Strategy: Defending and Supporting Design Systems
Overview + Challenge
At ADT, we recently stood up our new product design system, Nebula, and continue to evolve it to meet the needs of our future technology currently in development. However, as the number of active Nebula users and knowledge of the system grows, many in ADT who aren't designers and developers don't fully understand the purpose and value of what we had delivered with Nebula. Without a straightforward way to articulate the impact of our design system, we risk it being reduced to a one-time event to make our products look attractive and ultimately ignored as other product solutions had been before it. Our biggest challenge is to convert more non-designers into system evangelists and, by extension, secure organizational resources further to evolve it alongside our thriving digital product portfolio.
As UX practitioners, we focus on crafting products that positively impact people's lives. One notable challenge is that we don't always have the proper framework and vocabulary to communicate that impact, especially in the design system space. For Nebula, we look to other design system leaders for insight and arrived at three specific areas to focus on strategically to reinforce advocacy within our own organization. This strategy can also be applied to other organizations with similar scenarios:
By evaluating our design system across these three areas, we aim to paint a clearer picture of how Nebula is performing, prioritize areas for improvement and build a case for ongoing investment.
Teams 🚀
How do we identify Nebula's impact on teams in a tangible way? First, we prioritize collecting data that would speak to how much designers and developers use the system. Next, we look at the amount of time and energy saved. Finally, we consider the pace of ongoing releases across the product ecosystem and into the market. We draw on successful examples of others who inspired our strategic approach.
Adoption
Look to ADT's Github/Bitbucket repos to pinpoint design system elements and determine a percentage of active use
Hypothesis: By regularly collecting and plotting this data, usage steadily increases over time. This upsurge is a decisive vote for maintaining a healthy system moving forward
Conservation
Is Nebula increasing the capabilities of in-house design talent and saving resources?
Compare task completion time with and without the system tools
Hypothesis: Our team could gain a significant increase in efficiencies — the equivalent of roughly 3.5 designers worth of bandwidth by using Nebula (Example)
Speed
Focus on the amount of time between the build and release to market of a given feature and how we can reduce it
Hypothesis: Developers can build a feature several weeks faster than before using the design system, bolstering interest and energy across teams (Example)
Products ⚡️
As team satisfaction and efficiency increase, the quality of the product ecosystem must also do the same.
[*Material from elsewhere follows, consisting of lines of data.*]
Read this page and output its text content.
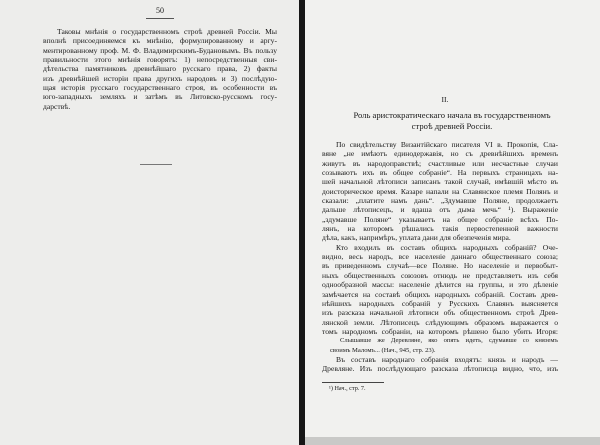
50
Таковы мнѣнія о государственномъ строѣ древней Россіи. Мы
вполнѣ присоединяемся къ мнѣнію, формулированному и аргу-
ментированному проф. М. Ф. Владимирскимъ-Будановымъ. Въ пользу
правильности этого мнѣнія говорятъ: 1) непосредственныя сви-
дѣтельства памятниковъ древнѣйшаго русскаго права, 2) факты
изъ древнѣйшей исторіи права другихъ народовъ и 3) послѣдую-
щая исторія русскаго государственнаго строя, въ особенности въ
юго-западныхъ земляхъ и затѣмъ въ Литовско-русскомъ госу-
дарствѣ.
II.
Роль аристократическаго начала въ государственномъ
строѣ древней Россіи.
По свидѣтельству Византійскаго писателя VI в. Прокопія, Сла-
вяне „не имѣютъ единодержавія, но съ древнѣйшихъ временъ
живутъ въ народоправствѣ; счастливые или несчастные случаи
созываютъ ихъ въ общее собраніе“. На первыхъ страницахъ на-
шей начальной лѣтописи записанъ такой случай, имѣвшій мѣсто въ
доисторическое время. Казаре напали на Славянское племя Полянъ и
сказали: „платите намъ дань“. „Здумавше Поляне, продолжаетъ
дальше лѣтописецъ, и вдаша отъ дыма мечь“ ¹). Выраженіе
„здумавше Поляне“ указываетъ на общее собраніе всѣхъ По-
лянъ, на которомъ рѣшались такія первостепенной важности
дѣла, какъ, напримѣръ, уплата дани для обезпеченія мира.
Кто входилъ въ составъ общихъ народныхъ собраній? Оче-
видно, весь народъ, все населеніе даннаго общественнаго союза;
въ приведенномъ случаѣ—все Поляне. Но населеніе и первобыт-
ныхъ общественныхъ союзовъ отнюдь не представляетъ изъ себя
однообразной массы: населеніе дѣлится на группы, и это дѣленіе
замѣчается на составѣ общихъ народныхъ собраній. Составъ древ-
нѣйшихъ народныхъ собраній у Русскихъ Славянъ выясняется
изъ разсказа начальной лѣтописи объ общественномъ строѣ Древ-
лянской земли. Лѣтописецъ слѣдующимъ образомъ выражается о
томъ народномъ собраніи, на которомъ рѣшено было убить Игоря:
Слышавше же Деревляне, яко опять идеть, сдумавше со княземъ
своимъ Маломъ... (Нач., 945, стр. 23).
Въ составъ народнаго собранія входятъ: князь и народъ —
Древляне. Изъ послѣдующаго разсказа лѣтописца видно, что, изъ
¹) Нач., стр. 7.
To test this hypothesis, we pursued data that could indicate correlations between component usage and a reduction in bugs over time, as well as an increase in brand affinity.
Usage
Pressure test the overall relevance of Nebula and maximize component usage across ADT products. We will regularly assess which components we apply in our final products and which ones we don't
Hypothesis: Component usage will increase over time since the rollout of the design system and the uptick of internal education and promotion (Example)
Stability
Compare the number and severity of bugs reported on global components versus custom ones after the design system release
Hypothesis: The overall quality of the product portfolio will increase as product and engineering teams adopt the design system (Example)
Alignment
Ask customers to compare Nebula designs pre and post-release to understand how they align with the ADT brand
Hypothesis: Screens leveraging the design system foster a more robust brand affinity overall (Example)
End-Users 🤘🏻
How could we prove that those interacting with the system most distantly from the source — the end-users immersed in our live products — were also benefiting from it? Some data that might provide critical insight included whether experiences exceeding performance expectations, had a positive level of usability and whether end-users were satisfied with interactions with the brand.
Performance
Compare app screen load times and accessibility scores before and after system deployment
Hypothesis: The design system will only improve speed and compliance, suggesting that the products will become easier for end-users in more instances (Example)
Usability
Compare product task completion rates before and after system adoption
Hypothesis: Rates will see an exponential increase (upwards of 3x) after system rollout due to design continuity and ease of use (Example)
Satisfaction
To evaluate Nebula's impact, connect with customers to understand their experience satisfaction with our product features and identify trends over time
Hypothesis: Customer satisfaction will increase as the products leverage the design system
This three-step strategy can help to build a case for further investment in the design system by:
Collecting richer data to validate the design system impact
Creating a compelling story around wins and opportunities
Projecting what the company stands to gain with additional time and resources allocated
Since Nebula was only recently implemented, our UX design team is currently using this advocacy strategy to help bolster the system for our future, with key data points still being gathered as our products near releases over the next year.
By gathering feedback from those who craft, develop, and use your products — as well as various internal systems themselves — defending your design system should be an essential, recurring part of your product growth process. It will pay off with dividends for both you and your end-users.